でも僕はこのキスリングが大好きだ。前世紀に東京湯島にあった登山用品の老舗「片桐」で購入したキスリング。ファスナーは一切無く、開閉は紐結びと革ベルト。ナイロンの軽いシャカシャカ擦れる音が無く、帆布の重たいゴワゴワ音が僕にとっては心地良い。

このキスリングはヒマラヤトレッキングでエベレストも拝んだし、アイルランドのアラン島で大西洋も拝んできた。

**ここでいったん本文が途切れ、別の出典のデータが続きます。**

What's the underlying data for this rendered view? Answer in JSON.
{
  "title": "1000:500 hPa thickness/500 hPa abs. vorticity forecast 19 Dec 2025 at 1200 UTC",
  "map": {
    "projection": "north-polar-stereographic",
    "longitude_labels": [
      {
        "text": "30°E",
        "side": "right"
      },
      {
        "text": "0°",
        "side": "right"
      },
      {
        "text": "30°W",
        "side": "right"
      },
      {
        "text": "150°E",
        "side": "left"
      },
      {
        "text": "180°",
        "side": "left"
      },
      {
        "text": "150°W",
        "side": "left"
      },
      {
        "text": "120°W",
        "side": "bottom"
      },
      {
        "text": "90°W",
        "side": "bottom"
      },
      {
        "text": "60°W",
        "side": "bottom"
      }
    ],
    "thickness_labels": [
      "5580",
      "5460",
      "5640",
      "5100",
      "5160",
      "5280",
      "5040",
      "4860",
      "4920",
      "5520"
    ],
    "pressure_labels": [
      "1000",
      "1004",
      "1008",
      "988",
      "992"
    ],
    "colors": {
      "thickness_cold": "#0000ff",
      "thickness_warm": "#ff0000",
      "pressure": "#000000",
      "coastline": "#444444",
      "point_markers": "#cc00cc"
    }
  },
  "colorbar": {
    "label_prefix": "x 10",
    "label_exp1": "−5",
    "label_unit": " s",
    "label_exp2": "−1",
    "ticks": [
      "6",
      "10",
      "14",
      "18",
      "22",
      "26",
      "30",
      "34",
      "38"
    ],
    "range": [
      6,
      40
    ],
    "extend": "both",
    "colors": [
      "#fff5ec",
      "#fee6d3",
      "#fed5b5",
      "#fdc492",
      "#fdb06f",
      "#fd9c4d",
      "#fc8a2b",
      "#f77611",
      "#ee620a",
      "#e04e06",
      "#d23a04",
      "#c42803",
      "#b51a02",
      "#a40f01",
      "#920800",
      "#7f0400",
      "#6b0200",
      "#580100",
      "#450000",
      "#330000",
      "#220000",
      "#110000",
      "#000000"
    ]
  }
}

里山に移り住んで17年。移住直後の2001年に富士山よりも標高の高いネパール、シャンボチェの丘(標高3800m)まで遊びに行って以来、アルピニズム登山を断ってきた。意識して断ってきたわけではないのだが、標高50メートルほどの里山暮らしを続ける中で、自然と3000メートル級の高山とは疎遠になってきた。薪を作ったり樹木が育つのを助けたり、いわば日常暮らしを地味にこなしていると、非日常の神々しい高山に出向く時間が消去法で消えていったのかもしれない。

現在このキスリングは、災害避難用の非常持ち出しザックとして身辺に常備してある。

近日、高齢の母を連れて上高地に出かける予定だ。久々に片桐のキスリングを担いでアルピニスト(もどき)に戻ってみようかな?中学一年生の時、暴風雨で視界の利かない中、母に連れられ立山雄山の頂上まで登ったのが、山に魅せられた原点だった。翌年からは革製の登山靴を履いて一人で登山し始めていた。

古びた片桐のキスリングは、日本近代登山発祥の地である上高地にはとても似合うと思う。ただ純粋に山に登ることを目的とする喜びというものを教えてくれたウォルターウェストン氏の石碑の前で、母と妻とキスリングと共に、記念撮影して来よう。